Moraes atuou para favorecer indústria do cigarro

O deputado Sérgio Moraes (PTB-RS), que disse se ?lixar? para a opinião pública, atuou no início deste ano diretamente no Banco do Brasil e no governo federal para defender os interesses dos produtores de fumo e das indústrias de cigarro, entre elas a Alliance One Brasil Exportadora de Tabacos Ltda. e a CTA Continental Tabaco Alliance S.A., que juntas doaram 59% dos recursos arrecadados oficialmente em sua campanha de 2006. A atuação assumida publicamente por ele visava à liberação de créditos de R$ 2 bilhões para promover a produção e a exportação da safra do produto, em risco por causa da crise.

AE, Agencia Estado

13 de maio de 2009 | 08h28

Além do crédito, o trabalho de ?pressão? do deputado ajudou a conseguir a autorização de reajuste de 13,1% para o tabaco, uma vitória para a indústria do setor. ?Nós estamos pressionando o Banco do Brasil para liberar ao redor de US$ 1 bilhão de dólares, um dinheiro para capital de giro do setor fumageiro?, afirmou na ocasião para uma emissora de rádio. No próprio site do PTB, é dado destaque à reunião que o parlamentar teve com o vice-presidente do BB, José Maria Rabelo, na qual ele afirma: ?Nos últimos dias meu expediente foi no Banco do Brasil.?

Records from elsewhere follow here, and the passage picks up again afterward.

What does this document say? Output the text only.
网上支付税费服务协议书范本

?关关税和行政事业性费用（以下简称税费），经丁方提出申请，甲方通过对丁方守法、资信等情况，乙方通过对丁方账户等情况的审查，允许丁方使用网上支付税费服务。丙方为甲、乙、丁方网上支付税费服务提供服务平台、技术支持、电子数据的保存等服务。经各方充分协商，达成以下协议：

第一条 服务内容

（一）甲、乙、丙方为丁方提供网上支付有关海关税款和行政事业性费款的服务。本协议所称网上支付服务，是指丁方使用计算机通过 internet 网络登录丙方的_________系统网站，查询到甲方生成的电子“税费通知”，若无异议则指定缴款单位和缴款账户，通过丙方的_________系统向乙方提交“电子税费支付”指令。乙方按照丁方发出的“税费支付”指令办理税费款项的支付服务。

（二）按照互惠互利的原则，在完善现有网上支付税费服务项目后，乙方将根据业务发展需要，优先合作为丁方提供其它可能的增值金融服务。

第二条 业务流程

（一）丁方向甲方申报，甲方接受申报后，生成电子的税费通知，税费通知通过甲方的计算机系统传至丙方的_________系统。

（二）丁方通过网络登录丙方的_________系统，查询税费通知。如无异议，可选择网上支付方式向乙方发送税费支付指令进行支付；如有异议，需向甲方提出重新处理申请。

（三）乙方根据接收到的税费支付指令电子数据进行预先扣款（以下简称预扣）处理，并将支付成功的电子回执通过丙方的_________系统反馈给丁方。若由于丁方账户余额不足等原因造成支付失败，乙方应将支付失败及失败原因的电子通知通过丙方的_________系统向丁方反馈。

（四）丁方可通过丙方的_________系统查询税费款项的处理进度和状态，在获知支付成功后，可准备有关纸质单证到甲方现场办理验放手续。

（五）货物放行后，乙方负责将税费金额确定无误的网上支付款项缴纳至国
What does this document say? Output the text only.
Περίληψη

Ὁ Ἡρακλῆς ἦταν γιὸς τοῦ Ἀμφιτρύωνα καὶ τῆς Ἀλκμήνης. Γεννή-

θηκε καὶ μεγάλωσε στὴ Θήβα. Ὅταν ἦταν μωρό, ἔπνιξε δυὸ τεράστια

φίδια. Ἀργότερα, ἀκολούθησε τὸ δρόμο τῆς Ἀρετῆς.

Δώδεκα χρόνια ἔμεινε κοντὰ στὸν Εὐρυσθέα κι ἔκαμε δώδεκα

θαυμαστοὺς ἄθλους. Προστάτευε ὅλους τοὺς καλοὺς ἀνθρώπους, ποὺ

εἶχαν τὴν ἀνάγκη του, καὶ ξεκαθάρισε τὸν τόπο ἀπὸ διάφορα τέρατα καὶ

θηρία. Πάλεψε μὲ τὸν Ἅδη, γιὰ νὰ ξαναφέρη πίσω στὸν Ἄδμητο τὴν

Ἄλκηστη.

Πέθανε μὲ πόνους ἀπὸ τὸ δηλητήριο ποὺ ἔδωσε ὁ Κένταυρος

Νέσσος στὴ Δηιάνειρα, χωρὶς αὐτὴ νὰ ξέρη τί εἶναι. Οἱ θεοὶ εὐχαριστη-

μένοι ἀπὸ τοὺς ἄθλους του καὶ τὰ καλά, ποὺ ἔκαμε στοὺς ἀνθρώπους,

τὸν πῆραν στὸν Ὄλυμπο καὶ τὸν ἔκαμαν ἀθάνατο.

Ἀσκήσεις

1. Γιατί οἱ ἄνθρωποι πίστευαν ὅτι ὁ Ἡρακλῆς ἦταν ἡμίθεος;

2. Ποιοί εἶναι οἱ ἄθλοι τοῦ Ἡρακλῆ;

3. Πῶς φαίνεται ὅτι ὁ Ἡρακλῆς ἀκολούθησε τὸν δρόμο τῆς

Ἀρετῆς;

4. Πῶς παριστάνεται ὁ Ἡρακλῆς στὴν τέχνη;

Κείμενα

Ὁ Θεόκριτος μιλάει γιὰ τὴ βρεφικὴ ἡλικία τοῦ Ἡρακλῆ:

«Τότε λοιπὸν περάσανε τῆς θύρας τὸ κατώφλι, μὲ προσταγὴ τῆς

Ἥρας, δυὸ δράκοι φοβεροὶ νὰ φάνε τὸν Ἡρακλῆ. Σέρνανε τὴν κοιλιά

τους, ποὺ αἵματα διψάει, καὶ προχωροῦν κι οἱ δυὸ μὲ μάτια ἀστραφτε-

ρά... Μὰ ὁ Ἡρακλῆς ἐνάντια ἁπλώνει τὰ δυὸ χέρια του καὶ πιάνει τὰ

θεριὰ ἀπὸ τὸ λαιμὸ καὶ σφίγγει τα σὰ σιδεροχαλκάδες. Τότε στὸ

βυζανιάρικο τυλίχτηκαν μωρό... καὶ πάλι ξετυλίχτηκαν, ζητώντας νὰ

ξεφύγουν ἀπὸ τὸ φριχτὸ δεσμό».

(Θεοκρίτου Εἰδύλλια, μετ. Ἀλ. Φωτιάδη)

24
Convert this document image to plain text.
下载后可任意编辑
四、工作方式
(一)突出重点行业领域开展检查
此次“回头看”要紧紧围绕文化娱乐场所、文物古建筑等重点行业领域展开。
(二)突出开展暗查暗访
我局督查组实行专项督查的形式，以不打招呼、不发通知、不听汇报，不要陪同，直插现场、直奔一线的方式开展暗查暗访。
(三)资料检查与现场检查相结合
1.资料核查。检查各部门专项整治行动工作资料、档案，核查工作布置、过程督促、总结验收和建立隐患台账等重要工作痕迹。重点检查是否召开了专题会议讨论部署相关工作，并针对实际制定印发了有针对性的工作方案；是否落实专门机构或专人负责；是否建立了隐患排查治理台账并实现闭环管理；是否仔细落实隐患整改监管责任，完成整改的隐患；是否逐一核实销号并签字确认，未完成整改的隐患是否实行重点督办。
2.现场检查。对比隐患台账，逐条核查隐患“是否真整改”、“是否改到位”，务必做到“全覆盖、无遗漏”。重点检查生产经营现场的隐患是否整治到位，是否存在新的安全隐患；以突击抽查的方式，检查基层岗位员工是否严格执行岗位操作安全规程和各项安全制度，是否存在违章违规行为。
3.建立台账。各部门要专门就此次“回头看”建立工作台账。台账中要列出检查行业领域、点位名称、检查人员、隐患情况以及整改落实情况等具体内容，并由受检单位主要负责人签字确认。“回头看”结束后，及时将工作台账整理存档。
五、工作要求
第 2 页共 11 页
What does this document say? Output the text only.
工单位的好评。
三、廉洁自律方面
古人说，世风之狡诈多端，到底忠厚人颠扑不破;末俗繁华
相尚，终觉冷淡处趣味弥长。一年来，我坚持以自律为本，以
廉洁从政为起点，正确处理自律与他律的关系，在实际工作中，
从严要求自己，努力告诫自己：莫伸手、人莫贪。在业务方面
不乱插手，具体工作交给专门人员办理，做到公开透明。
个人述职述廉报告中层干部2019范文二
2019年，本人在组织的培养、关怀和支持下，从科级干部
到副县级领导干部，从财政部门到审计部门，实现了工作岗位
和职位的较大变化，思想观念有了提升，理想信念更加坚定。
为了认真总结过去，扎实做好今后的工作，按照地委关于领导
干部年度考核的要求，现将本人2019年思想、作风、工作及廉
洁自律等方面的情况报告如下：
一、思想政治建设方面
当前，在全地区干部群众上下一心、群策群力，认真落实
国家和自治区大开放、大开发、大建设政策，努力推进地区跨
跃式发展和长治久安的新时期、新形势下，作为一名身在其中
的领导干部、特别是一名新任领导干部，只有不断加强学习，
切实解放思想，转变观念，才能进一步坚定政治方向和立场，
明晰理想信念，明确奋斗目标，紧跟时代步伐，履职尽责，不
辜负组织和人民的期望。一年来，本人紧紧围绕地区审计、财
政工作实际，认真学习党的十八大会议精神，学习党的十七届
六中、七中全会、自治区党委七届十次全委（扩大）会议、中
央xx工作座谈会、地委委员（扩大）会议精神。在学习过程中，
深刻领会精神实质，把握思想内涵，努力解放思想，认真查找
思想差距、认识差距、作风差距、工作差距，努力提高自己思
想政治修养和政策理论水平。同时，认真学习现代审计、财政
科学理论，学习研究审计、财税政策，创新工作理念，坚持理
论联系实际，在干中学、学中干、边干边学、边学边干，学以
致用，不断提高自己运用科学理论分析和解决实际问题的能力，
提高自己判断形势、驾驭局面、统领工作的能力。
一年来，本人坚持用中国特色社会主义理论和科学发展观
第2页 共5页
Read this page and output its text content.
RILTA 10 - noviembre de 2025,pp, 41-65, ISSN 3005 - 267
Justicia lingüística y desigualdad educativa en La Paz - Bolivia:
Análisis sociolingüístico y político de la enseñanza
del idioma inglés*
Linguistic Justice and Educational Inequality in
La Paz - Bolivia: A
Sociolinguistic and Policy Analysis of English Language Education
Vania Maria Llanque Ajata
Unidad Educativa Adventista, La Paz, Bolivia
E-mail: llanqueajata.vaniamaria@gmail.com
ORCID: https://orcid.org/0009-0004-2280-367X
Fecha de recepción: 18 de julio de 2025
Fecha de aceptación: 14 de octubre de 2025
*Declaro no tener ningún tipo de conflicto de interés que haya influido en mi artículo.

Moraes argumentou que a safra deste ano já estava vendida para o exterior, mas era preciso a liberação do crédito do Banco do Brasil para as empresas obterem capital para adquirir o fumo do produtor rural, industrializá-lo e mandá-lo para fora do País. O deputado argumenta que é defensor sim da indústria do fumo e diz que o dinheiro liberado servirá para contratação de 9 mil pessoas nas empresas e 800 mil nas roças. ?Esse produto está vendido para o exterior. Porém, é preciso do capital de giro para adquirir do produtor rural e depois industrializar e remeter para o exterior?, disse em entrevista, na ocasião da liberação dos recursos. As informações são do jornal O Estado de S. Paulo.